Any more than that, and you impact everything around you. Your extra power draw might heat up another gate that makes a latch work slower and causes every cpu to be speed rated 100mhz slower. The extra space you need might introduce propagation delays that can't be worked around.
So, the easiest possible fix means a couple months to 'build', a few months for you to test your fix, plus regression testing against 50 years of code that your CPU must support. Followed by ramping up high volume manufacturing. Let's say 6 months from fix to on the shelf.
But really, even a small fix means building, testing, fine tuning, building, testing, characterizing, and then releasing. So count on 2-3 steppings and we quickly get to 6 months to a year.
What about a minor new feature? If you'vea already got the architectural and specification stuff done, you need to implement it in HDL, simulate and verify it, and then put it through the build/test/production path. 2 years.

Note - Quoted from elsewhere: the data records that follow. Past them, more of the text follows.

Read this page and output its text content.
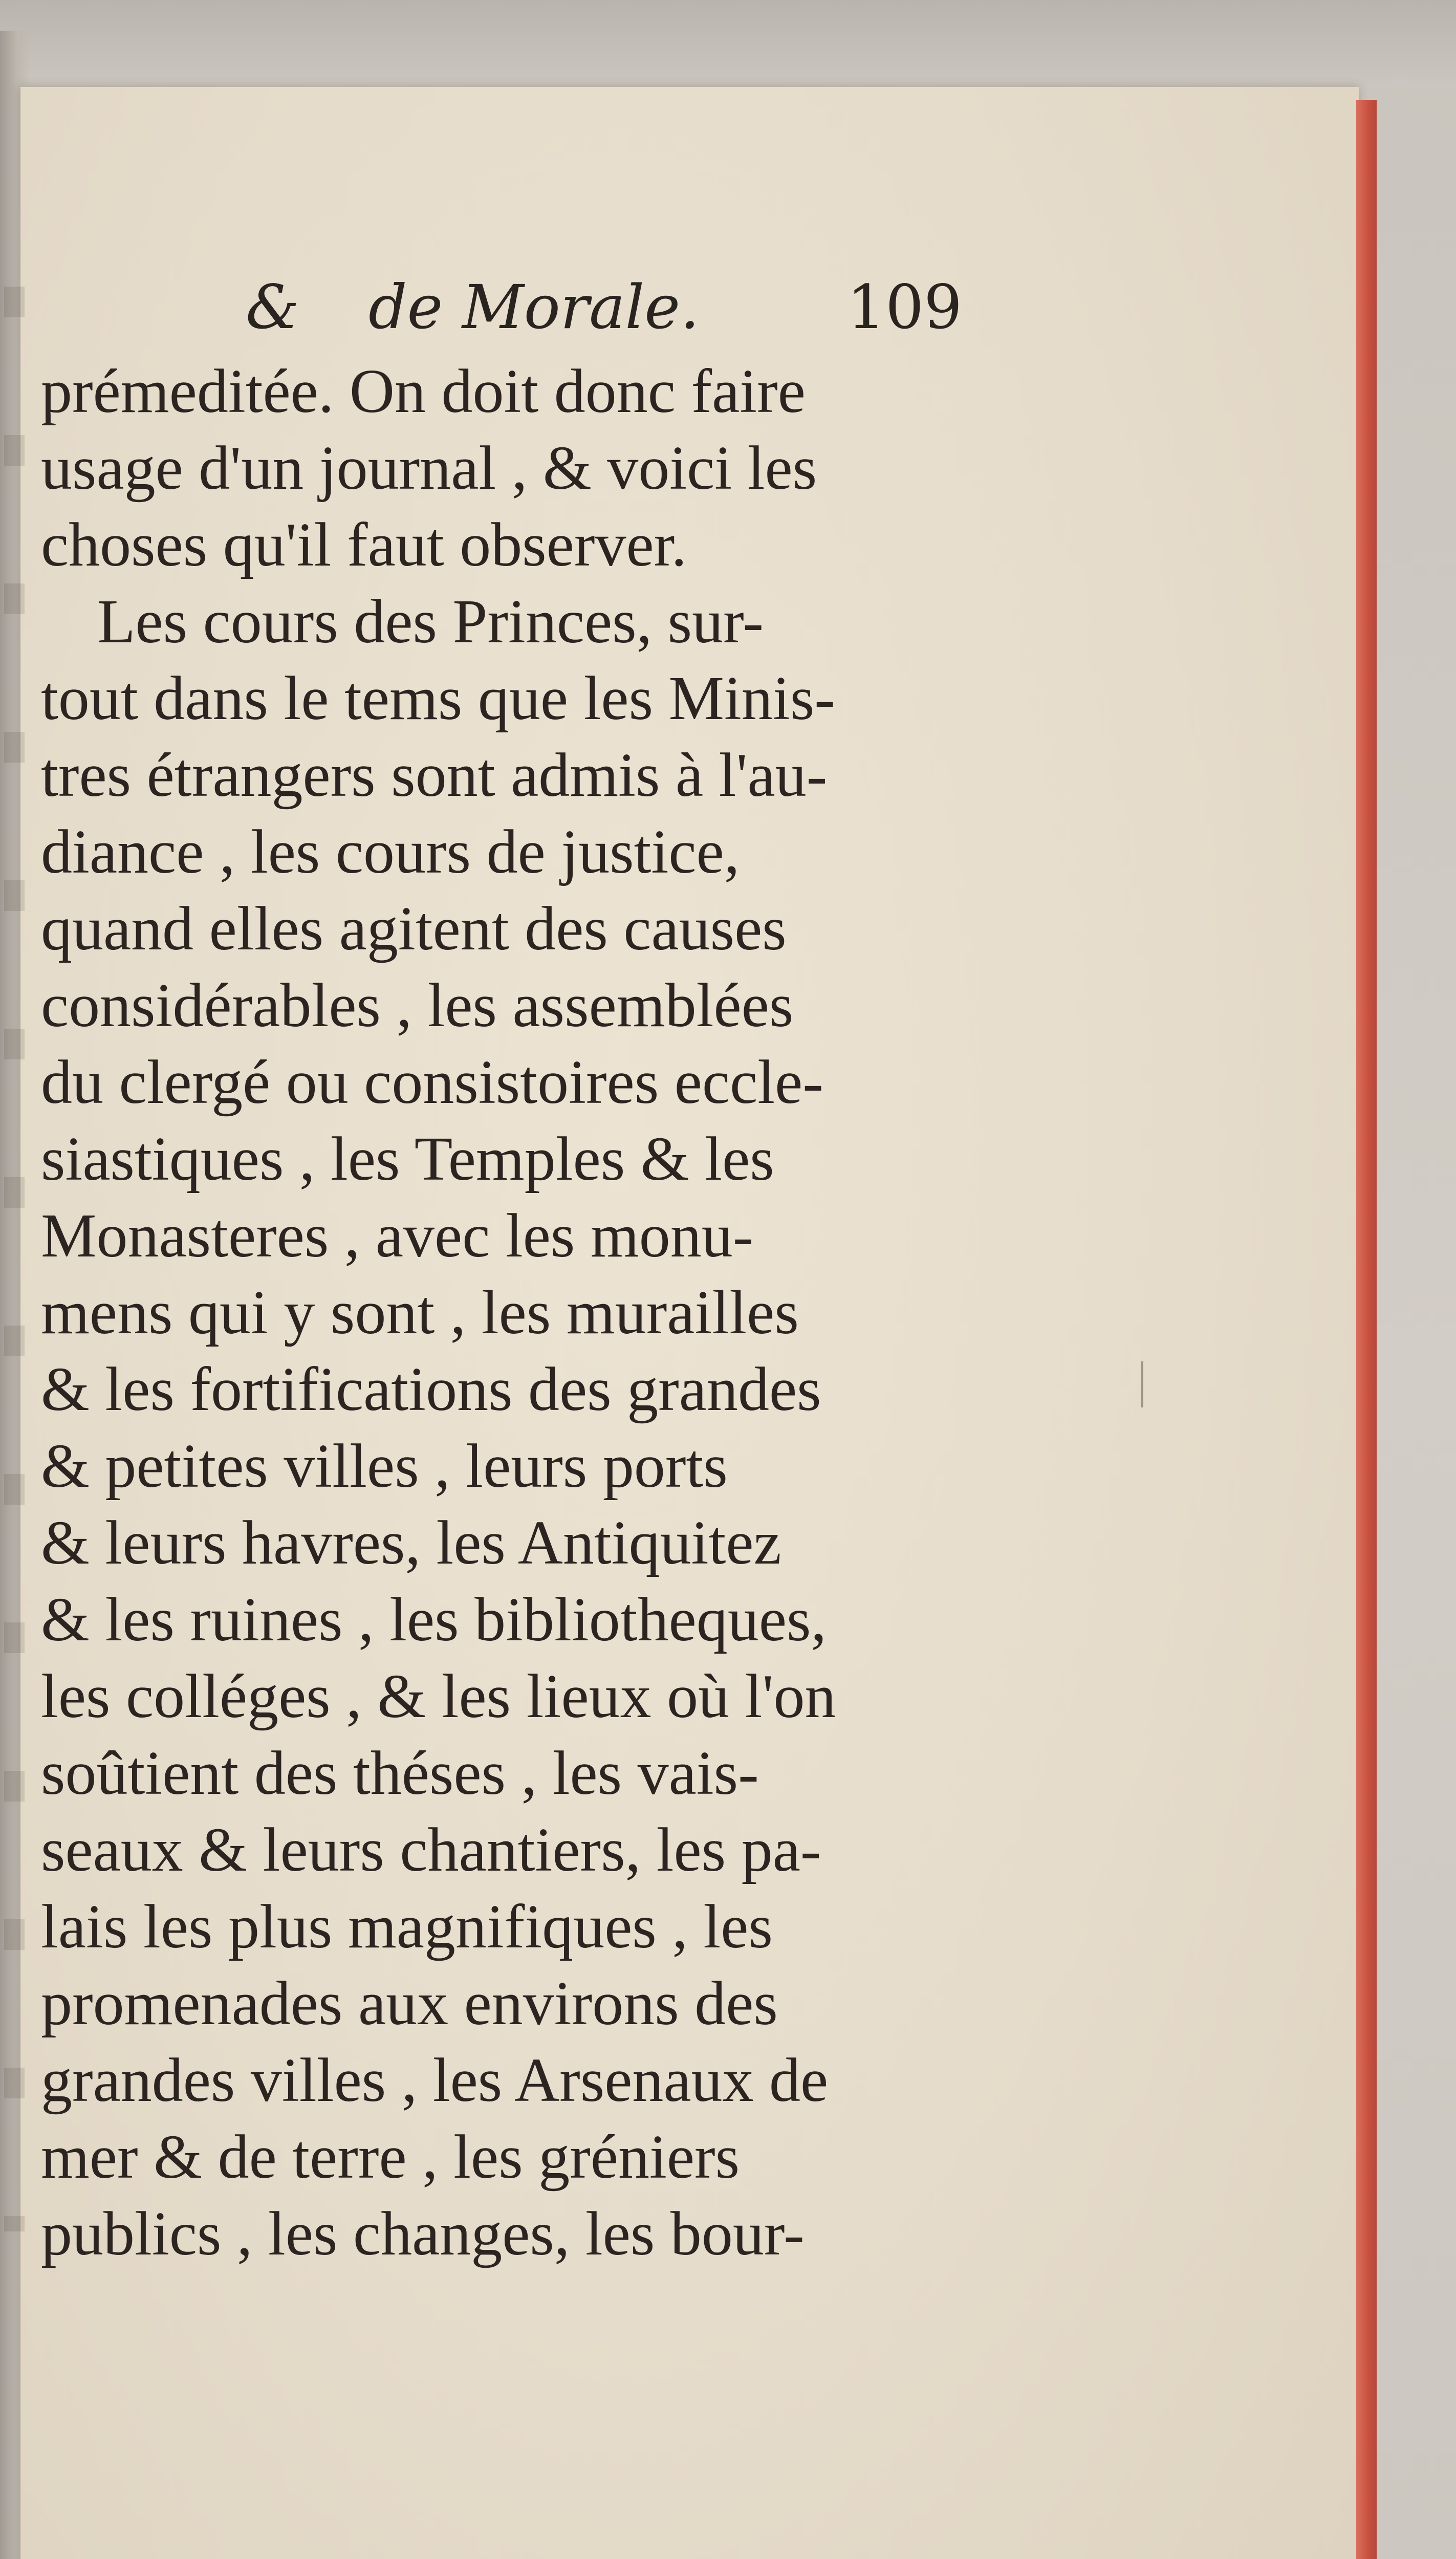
& de Morale. 109
prémeditée. On doit donc faire
usage d'un journal , & voici les
choses qu'il faut observer.
Les cours des Princes, sur-
tout dans le tems que les Minis-
tres étrangers sont admis à l'au-
diance , les cours de justice,
quand elles agitent des causes
considérables , les assemblées
du clergé ou consistoires eccle-
siastiques , les Temples & les
Monasteres , avec les monu-
mens qui y sont , les murailles
& les fortifications des grandes
& petites villes , leurs ports
& leurs havres, les Antiquitez
& les ruines , les bibliotheques,
les colléges , & les lieux où l'on
soûtient des théses , les vais-
seaux & leurs chantiers, les pa-
lais les plus magnifiques , les
promenades aux environs des
grandes villes , les Arsenaux de
mer & de terre , les gréniers
publics , les changes, les bour-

The reality is that new features are risky when you only get a few revisions. LOTS of features exist in silicon for generations before they're fully vetted and 'enabled'. So most features end up being more like 5 years to availability on a product with software supporting it.
But we're still not there. #meltdown and #spectre attack fundamental architecture features that have been built on for decades. We may need to go back to the drawing board. (old intel product lifecycle slide). Everything so far has been in the yellow 'development' phase.
Assuming we don't need too much new research, we amend the architecture, write new specifications, implement the architecture in HDL, fabricate the chip, and go through validation before selling it. Once again, we're talking 4 to 5 years.
Whats it all mean? My guess is there might be a few hardware 'quick fixes' that we could see as soon as this summer (one year after first rumblings). These would probably have a performance impact, but would be a smaller impact than the current software fixes.
Come 2019 and 2020, other products in the pipeline will have more involved fixes that again improve performance over the software and quick fixes. The solution everyone wants is a full fix with no performance impact. I can't imagine that coming any sooner than 2021.
I left Intel over 5 years ago - I know nothing that isn't public about current or upcoming products. This is all speculation based on general knowledge of CPU and silicon manufacturing. Thanks to @savagejen for asking me questions and encouraging me to post.